18 - Pria Setia

339 64 4
                                    

"Mau ke mana, Abigail?"

Bapak bertanya dengan wajah penuh sangsi padaku. Beliau pulang cepat hari ini. Katanya, pabrik tempatnya menjadi satpam meliburkan pegawai setengah hari.

"Ke bengkelnya Rexi."

Jawabanku tak lantas membuat ekspresi penuh selidik di wajah Bapak hilang. Mau protes, ini juga salahku. Harusnya, aku gak cerita soal tuduhan Rexi pada Bapak.

Bukannya dibela, aku malah disalahkan. Secara frontal Bapak bahkan bilang kalau aku memang sudah selingkuh. Katanya, aku lupa diri dan jahat pada Rexi.

Selingkuh gak melulu pacaran di belakang pacar resmi. Gak harus pegangan tangan atau kontak fisik lainnnya. Pergi bersama Pak Aksa tanpa sepengetahuan Rexi sudah dianggap pengkhianatan. Bapak semakin banyak mengomel saat aku cerita kalau sudah beberapa kali membantu memasak di rumah Pak Aksa.

Sejak kemarin, aku dilarang menemui Pak Aksa kalau bukan untuk sesuatu yang penting. Karena itu Bapak bersikap begini. Beliau takut aku bohong dan menemui Pak Aksa diam-diam.

"Pergi sama siapa?" Bapak bertanya lagi.

"Sendiri," jawabku, kali ini agak ketus.

Aku segera pamit. Daripada makin dicurigai dan diomeli lagi. Mendadak semua orang memperlakukan aku seperti penjahat.

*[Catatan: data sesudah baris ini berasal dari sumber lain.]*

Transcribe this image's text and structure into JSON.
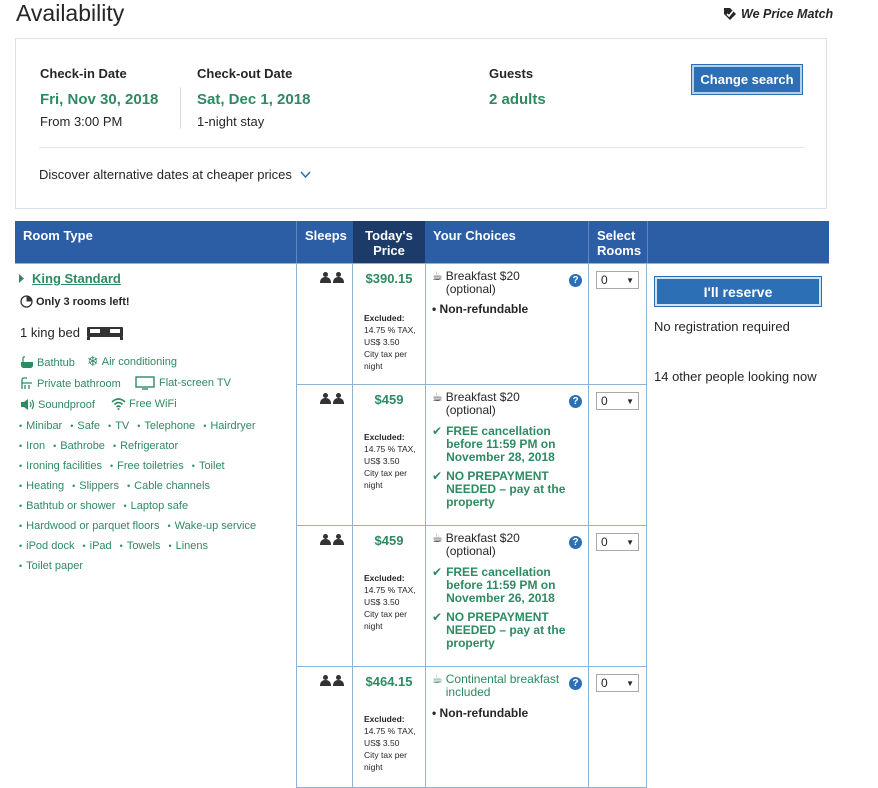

Apa kalau sudah bertunangan, aku gak boleh sama sekali bicara dan berinteraksi sama lawan jenis? Heran. Kenapa juga Bapak dan Ibuk kesannya lebih membela Rexi daripada aku anaknya sendiri?

***

Aku tiba di bengkelnya Rexi sekitar pukul tiga. Tempat itu ramai. Banyak sepeda motor dan juga mobil yang sedang diperbaiki. Gak melihat Reksi di sana, aku bertanya pada salah satu pekerja.

"Rexi? Mau ada perlu apa, Mbak?" Pekerja itu bertanya balik. Wajahnya sangat gak ramah. Seolah aku datang ingin meminjam uang.

"Ada yang mau dimongin."

Lelaki dengan pakaian merah itu menaikkan alis. Ia mendekat padaku. Bicaranya seperti setengah berbisik.

"Mbak, biar saya kasih tahu. Kalau niat Mbak mau PDKT sama Rexi, mending nggak usah."

"Kenapa?"

"Bener, Rexi itu montir paling ganteng di bengkel ini. Tapi, dia itu udah punya cewek. Kalau Mbak nekat, nanti Mbaknya sakit hati. Kayak yang udah -udah."

Seperti yang sudah-sudah? Berarti, banyak cewek yang mendekati Rexi? Begitu? Kenapa bisa? Maksudku, Rexi itu biasa saja. Kenapa laki-laki tadi bicara seolah Rexi itu most wanted?

Dari dalam bengkel, aku melihat seorang perempuan cantik keluar. Dengan gaun tanpa lengan berawarna pink, dia berjalan tergesa sembari mengusapi pipi. Wih, menangis agaknya.

Gak hanya aku, beberapa montir di sana juga ikut-ikutan menatapi gadis menangis tadi, yang berjalan menuju mobil merah yang terparkir di depan bengkel.

Lelaki di sampingku menyikut lengan. "Itu contohnya. Habis dibentak Rexi. Udah dibilang, Rexi nggak cari cewek. Padahal, dia itu anak yang punya bengkel. Mana masih muda, baru lulus SMA."

Mataku membola. Anak pemilik bengkel? Dibuat menangis oleh Rexi? Wah, sok ganteng sekali lelaki satu itu.

Dan apa tadi katanya? Dibentak Rexi? Sejak kapan Rexi bisa membentak orang?

"Masih mau ketemu, Mbak? Biar saya panggilkan."

Aku mengangguk. Belum sempat lelaki itu masuk dan memanggil, Rexi sudah lebih keluar. Pria itu melambatkan langkah saat melihatku. Matanya memicing, sepertinya benar dia habis marah.